All Marketers are Snakes
I bought Seth Godin’s “All Marketers are Liars” last week and read it cover to cover in less than a week (a new record for me). It’s one of those books that just clicks with you instantly. You feel like a lot of what he is saying is obvious but taken as a whole, it tells a compelling story.
The timing of my reading was apt considering the sub-title is “The Power of Telling Authentic Stories in a Low-Trust World”. The recent attempt by some in the blogosphere to create a buzz around “Snakes on a Plane” (aka SOAP) was a perfect example of how to get it wrong. Many have commented that the viral marketing approach used to create a grassroots groundswell of good will about this movie was a failure considering the mediocre takings at the box-office on its opening weekend.
Those who were part of the alleged viral attempt still claim success, if by success you mean not generating much revenue. Seth himself made some good comments on the movie saying the best way to succeed is still to have a really great product.

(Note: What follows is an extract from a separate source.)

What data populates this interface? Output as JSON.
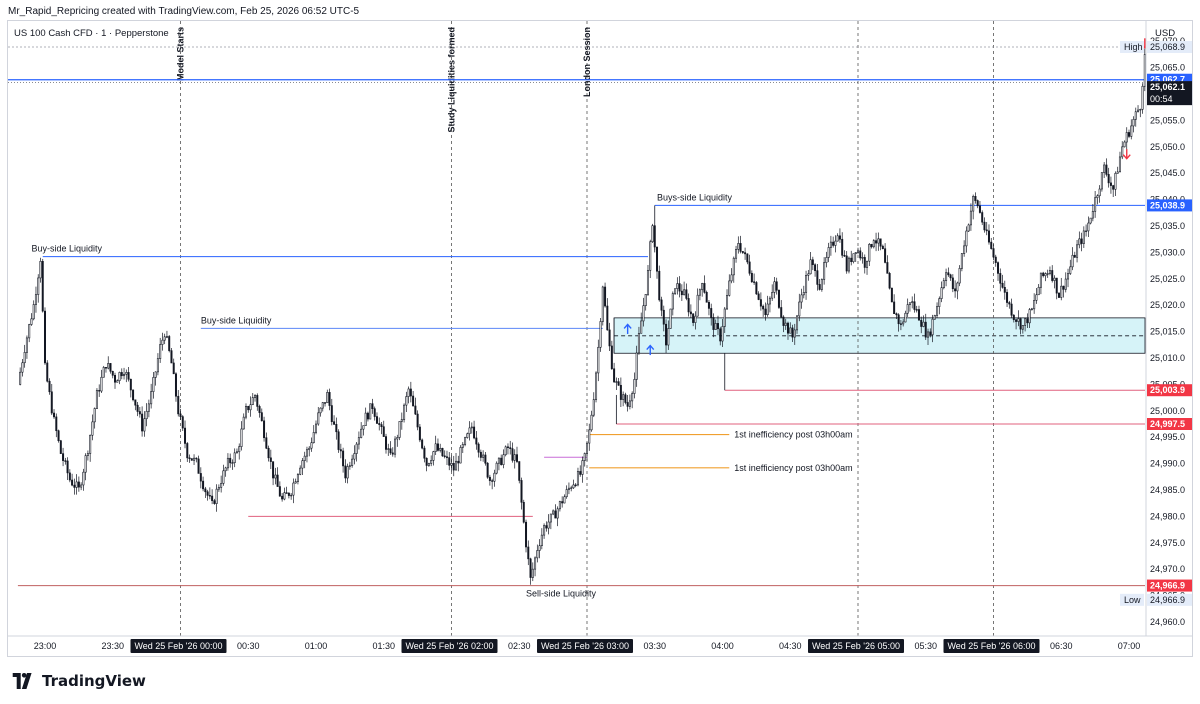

But Seth’s book has got me in a different mind-set and the one thing I noted about the whole SOAP “campaign” was that I felt I was being played. At no point did this feel like genuine enthusiasm for a crappy B-movie. This was no bunch of teenagers hanging out in Bebo, it came across as a bunch of mature bloggers trying to prove a point. The louder they screeched, the more I avoided anything that even mentioned the movie. The failure was not just one of product quality, it was one of authenticity.
I’ve learned some simple powerful lessons from the book, particularly about framing stories to match world views and believing the story you are telling. This is a great book, worth reading even if you never intend to sell anything to anyone but want some good insights into the lies we all tell ourselves to make sense of our world.